Kaine sighed and waved over one of his enforcers. “Take this jackass to the clinic.”

The shifter nodded and guided the injured male from the room. He trusted his security to keep the lion quiet until his family could be contacted.

“Anything stored in here?” Kaine asked the remaining males.

His gaze swept the room again. The place was an old abandoned ice cream shop that the guild used to store bodies when needed and these idiots were hanging out like it was a hookah lounge.

“Whose idea was this?”

The remaining males eyed each other before the older one stepped forward. “We met the lion at a club last night and it was his idea to come back here.”

“And how did he know about this location?”

They both shrugged, but the guilt was in their eyes.

“Y’all some talking motherfuckers,” Griff snapped before leaving the room to check the other areas.

“Once ol’ boy started shouting about who his grandfather was, I figured we needed to call someone,” one of the males said.

“And who did you call?” Kaine rolled his shoulders, hoping his tiger wouldn’t buck out of his control.

“I called my Jack and told him there was a problem that needed to go up to Drew,” the male answered.

“And did you tell the Jack details about the male’s identity?”

The male’s answer would determine how far they would have to go today.

“Just that we had a situation with an Ace,” he answered, sealing his and everyone else’s fate. “Kaine, man, it won’t happen again.”

“I don’t want to hear it actually,” Kaine told him, nodding at Griff once his head of security re-entered the room. “Phones.”

With shaking hands, the remaining males pulled out their phones and handed them to Griff as he passed.

Griff opened the door for Kaine and the young shifters in the room released the breaths they had been holding.

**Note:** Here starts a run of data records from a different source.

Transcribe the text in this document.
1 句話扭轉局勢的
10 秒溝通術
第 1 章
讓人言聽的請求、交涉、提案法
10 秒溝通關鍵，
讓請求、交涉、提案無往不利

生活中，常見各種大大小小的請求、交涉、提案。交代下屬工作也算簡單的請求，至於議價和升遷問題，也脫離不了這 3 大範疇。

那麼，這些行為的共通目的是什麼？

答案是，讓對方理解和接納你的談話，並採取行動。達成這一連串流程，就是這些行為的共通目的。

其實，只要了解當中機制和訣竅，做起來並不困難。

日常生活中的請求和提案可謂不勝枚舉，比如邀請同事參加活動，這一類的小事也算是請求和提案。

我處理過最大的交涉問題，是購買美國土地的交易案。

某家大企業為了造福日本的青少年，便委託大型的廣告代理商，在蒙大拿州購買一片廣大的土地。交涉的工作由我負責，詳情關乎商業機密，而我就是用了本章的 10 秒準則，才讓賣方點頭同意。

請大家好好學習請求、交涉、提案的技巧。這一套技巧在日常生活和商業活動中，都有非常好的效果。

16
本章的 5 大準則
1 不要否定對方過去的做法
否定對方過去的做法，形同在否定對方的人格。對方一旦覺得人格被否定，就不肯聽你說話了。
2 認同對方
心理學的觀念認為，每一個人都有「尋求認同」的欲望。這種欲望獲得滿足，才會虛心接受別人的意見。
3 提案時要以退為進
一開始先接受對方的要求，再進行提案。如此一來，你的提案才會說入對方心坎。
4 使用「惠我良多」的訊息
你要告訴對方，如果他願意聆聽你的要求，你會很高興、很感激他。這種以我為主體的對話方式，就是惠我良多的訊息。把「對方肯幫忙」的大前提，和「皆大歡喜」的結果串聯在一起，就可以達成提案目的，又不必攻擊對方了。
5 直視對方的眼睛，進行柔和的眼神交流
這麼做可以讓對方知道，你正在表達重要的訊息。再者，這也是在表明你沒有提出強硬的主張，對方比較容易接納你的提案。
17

Kaine turned his back on them and headed toward the door, shaking his head at their foolishness.

Knowing confidential information about the Aces was a death sentence.

“Make sure the phones are swept,” Kaine ordered Griff as they got back into the SUV.

He spotted his men slinking from the side of the building where they’d been planting explosives. The ice cream shop was now compromised. Leaving it exposed posed a liability, and Kaine didn’t deal in liabilities. By the time they pulled out of the parking lot, the building was exploding.